Britons should be buying New Zealand lamb rather than their own homegrown product to combat global warming, according to United Nations scientists.
That is likely to please New Zealand farmers and go down poorly with their British counterparts, but neither will enjoy the advice that going vegetarian is better for the environment.
Better farming methods in New Zealand mean it is believed to be more efficient for it to be grown here and shipped around the world, rather than Britons eating their locally produce lambs.
"I don't think we'd be coming out in support of that measure, but we'd need to read the report before commenting on it," Britain's National Farmers Union representative Nathan Alleyne told the Daily Mail.
But scientists say growing food for food animals takes up far more land and emits more greenhouse gases than producing edible crops.
Last year New Zealand exported about $583 million worth of sheepmeat to Britain.
The advice against eating local sheepmeat coincided with a study by Britain's agriculture research organisation CGIAR.

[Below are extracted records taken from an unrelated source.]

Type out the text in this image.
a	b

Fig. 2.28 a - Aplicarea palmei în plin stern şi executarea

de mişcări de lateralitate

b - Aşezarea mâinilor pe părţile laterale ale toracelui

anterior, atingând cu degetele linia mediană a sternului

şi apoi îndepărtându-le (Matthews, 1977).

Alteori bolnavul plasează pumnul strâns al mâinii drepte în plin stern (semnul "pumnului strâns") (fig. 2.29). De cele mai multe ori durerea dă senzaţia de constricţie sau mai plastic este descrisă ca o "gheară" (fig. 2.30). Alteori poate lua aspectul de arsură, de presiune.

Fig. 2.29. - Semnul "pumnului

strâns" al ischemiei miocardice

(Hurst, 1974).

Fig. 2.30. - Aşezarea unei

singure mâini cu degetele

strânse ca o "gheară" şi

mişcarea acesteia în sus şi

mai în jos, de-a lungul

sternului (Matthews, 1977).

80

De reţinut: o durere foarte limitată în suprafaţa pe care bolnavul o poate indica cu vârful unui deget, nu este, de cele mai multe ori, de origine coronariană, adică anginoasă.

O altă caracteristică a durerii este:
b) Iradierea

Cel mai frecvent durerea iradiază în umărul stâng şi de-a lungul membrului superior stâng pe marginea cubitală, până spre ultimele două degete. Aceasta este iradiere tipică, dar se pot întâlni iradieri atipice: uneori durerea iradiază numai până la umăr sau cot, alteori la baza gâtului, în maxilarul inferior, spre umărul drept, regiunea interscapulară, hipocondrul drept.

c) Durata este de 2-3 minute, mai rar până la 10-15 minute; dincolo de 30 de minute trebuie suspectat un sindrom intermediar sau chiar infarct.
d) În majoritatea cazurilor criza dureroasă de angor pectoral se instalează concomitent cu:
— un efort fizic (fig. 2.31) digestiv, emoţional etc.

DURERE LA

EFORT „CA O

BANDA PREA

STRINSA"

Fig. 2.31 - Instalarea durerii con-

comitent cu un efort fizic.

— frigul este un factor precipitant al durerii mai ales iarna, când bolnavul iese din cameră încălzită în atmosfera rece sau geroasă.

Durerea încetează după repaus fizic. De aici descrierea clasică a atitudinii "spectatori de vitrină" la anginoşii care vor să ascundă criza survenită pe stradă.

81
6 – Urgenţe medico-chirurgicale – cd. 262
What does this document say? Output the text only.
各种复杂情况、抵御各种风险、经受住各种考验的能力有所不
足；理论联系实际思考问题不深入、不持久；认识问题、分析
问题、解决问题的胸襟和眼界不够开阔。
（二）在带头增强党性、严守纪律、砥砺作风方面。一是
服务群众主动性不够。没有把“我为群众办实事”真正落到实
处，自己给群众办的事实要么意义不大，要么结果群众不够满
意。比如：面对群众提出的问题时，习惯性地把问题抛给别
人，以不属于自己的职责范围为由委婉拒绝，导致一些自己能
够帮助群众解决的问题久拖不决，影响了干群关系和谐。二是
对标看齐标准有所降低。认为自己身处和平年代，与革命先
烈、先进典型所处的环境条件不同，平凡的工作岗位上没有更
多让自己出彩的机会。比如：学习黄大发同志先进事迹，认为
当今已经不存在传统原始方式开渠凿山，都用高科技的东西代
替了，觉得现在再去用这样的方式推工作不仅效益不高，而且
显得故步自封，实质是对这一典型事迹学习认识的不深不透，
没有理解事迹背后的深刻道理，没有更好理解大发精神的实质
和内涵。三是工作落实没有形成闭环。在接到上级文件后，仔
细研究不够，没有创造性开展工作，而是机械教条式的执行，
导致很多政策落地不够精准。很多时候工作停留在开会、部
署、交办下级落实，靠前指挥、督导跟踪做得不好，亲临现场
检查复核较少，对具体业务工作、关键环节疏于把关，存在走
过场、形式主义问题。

It said food production, because of forest clearance, fertiliser production and transport, accounts for up to 29 per cent of man-made greenhouse gases, rather than the UN's estimate of 14 per cent.
CGIAR's Bruce Campbell says many countries could make big cost savings by cutting emissions.
The world's agricultural systems face an uphill struggle in feeding a projected nine to 10 billion people by 2050. Currently the population is just above seven billion.
Some farmers could be forced to make radical shifts to growing more heat-, flood- or drought-tolerant crops, such as yam, barley, cowpea, millet, lentils, cassava and bananas, CGIAR said.